Our study found high prevalence of HIV infection (11.2%) among pregnant women attending the ANC. This rate was exceeding the 9.6% rate reported seven years ago from this area [16] and the national prevalence of HIV among similar population [14]. But, it is similar to the 11.9% report by Tiruneh [30] and the 11.8% prevalence of HIV among street dwelling women in Gondar [31]. This data indicating that the HIV epidemic remains an important public health concern among pregnant women in the Gondar area and suggest that there is a need to strengthen intervention efforts including voluntary counselling and testing, and health education on prevention of HIV infection.

Analysis of socio-demographic factors revealed relatively higher association of married women and merchants with HIV infection, albeit the correlation did not reach statistical significance. In contrast to a number of studies that have revealed the correlation between syphilis seropositivity and HIV infection [7-9], we have not observed a significant association between the two infections in this study. This could be attributed to the low prevalence of syphilis among the study population.

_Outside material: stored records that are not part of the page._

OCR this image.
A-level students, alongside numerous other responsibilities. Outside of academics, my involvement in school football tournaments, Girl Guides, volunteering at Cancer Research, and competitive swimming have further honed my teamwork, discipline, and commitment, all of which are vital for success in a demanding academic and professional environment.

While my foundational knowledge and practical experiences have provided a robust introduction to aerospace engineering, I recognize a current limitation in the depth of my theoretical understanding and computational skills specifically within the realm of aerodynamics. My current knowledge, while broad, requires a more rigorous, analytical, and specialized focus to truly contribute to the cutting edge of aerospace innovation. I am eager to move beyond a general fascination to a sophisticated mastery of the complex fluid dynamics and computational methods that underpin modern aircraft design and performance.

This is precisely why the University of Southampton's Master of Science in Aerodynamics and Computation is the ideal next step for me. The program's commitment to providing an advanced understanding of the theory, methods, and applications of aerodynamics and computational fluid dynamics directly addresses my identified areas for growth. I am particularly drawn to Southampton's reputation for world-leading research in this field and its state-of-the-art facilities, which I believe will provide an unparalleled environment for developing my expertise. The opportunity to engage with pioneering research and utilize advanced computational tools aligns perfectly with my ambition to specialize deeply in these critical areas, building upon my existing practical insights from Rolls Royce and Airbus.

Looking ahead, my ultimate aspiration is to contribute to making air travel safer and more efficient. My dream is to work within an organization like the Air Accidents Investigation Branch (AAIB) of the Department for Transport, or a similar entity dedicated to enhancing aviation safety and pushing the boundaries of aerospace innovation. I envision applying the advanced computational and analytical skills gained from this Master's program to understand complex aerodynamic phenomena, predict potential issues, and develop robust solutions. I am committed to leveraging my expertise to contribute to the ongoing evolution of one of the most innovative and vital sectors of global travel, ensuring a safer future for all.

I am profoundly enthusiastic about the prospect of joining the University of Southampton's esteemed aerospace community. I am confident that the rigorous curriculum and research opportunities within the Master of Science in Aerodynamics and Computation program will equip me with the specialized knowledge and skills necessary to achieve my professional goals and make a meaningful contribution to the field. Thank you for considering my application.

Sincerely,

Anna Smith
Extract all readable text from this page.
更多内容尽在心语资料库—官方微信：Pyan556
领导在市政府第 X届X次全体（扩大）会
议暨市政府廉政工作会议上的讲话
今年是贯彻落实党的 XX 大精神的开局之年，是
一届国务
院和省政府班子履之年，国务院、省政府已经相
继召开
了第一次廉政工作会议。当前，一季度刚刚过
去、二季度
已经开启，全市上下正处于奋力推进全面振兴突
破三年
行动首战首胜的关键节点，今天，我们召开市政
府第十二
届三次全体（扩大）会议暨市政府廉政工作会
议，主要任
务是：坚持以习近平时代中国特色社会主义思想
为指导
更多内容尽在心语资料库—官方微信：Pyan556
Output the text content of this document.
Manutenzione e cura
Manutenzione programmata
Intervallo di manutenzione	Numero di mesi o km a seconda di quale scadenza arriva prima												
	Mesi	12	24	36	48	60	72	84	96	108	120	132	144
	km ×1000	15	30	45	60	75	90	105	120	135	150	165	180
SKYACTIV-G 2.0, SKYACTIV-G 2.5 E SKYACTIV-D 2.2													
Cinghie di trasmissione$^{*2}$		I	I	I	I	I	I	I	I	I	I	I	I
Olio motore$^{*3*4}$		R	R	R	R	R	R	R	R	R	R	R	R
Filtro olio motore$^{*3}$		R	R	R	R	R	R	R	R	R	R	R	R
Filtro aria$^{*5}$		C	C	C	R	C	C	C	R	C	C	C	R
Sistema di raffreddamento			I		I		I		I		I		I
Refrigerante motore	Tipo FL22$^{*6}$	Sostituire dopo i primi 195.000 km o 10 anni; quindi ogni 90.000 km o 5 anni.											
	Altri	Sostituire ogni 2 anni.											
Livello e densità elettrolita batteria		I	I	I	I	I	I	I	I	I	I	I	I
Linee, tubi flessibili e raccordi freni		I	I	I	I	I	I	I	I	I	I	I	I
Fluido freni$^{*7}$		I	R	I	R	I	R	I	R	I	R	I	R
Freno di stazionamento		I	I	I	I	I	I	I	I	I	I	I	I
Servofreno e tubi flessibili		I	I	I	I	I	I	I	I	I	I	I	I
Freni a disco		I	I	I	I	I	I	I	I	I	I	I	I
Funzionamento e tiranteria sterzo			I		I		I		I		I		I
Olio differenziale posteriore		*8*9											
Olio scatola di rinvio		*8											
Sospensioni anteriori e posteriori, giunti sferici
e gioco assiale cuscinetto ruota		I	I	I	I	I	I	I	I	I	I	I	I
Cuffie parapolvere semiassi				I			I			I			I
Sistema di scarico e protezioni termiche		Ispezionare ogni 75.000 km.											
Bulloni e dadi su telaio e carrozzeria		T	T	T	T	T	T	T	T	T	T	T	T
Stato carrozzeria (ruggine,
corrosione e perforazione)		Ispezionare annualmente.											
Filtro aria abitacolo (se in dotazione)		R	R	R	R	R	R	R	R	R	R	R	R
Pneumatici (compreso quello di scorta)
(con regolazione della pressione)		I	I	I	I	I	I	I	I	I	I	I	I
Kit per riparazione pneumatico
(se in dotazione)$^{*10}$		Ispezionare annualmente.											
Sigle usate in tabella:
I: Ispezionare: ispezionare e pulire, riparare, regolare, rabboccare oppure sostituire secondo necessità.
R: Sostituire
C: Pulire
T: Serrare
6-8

This study has some limitations in that it includes only those pregnant women who attend the ANC. Thus, the reported figure may underestimate the prevalence of syphilis as a significant number of pregnant women who have no access to ANC and may not seek treatment are missing. Further, we cannot confirm whether the self-reported history of adverse pregnancy outcomes among syphilis seropositive women were due to syphilis infection. Despite the limitations, this study has provided useful data on seroprevalence of syphilis and HIV among pregnant women who attend ANC at the University of Gondar teaching hospital.

Conclusions

There is still the problem of syphilis and HIV in our region as shown by our findings. The gap and the need we found is that it is important to screen all pregnant women for these infections during the ANC. Thus, it is essential to strengthen the existing ANC services and health education on transmission and prevention of these diseases.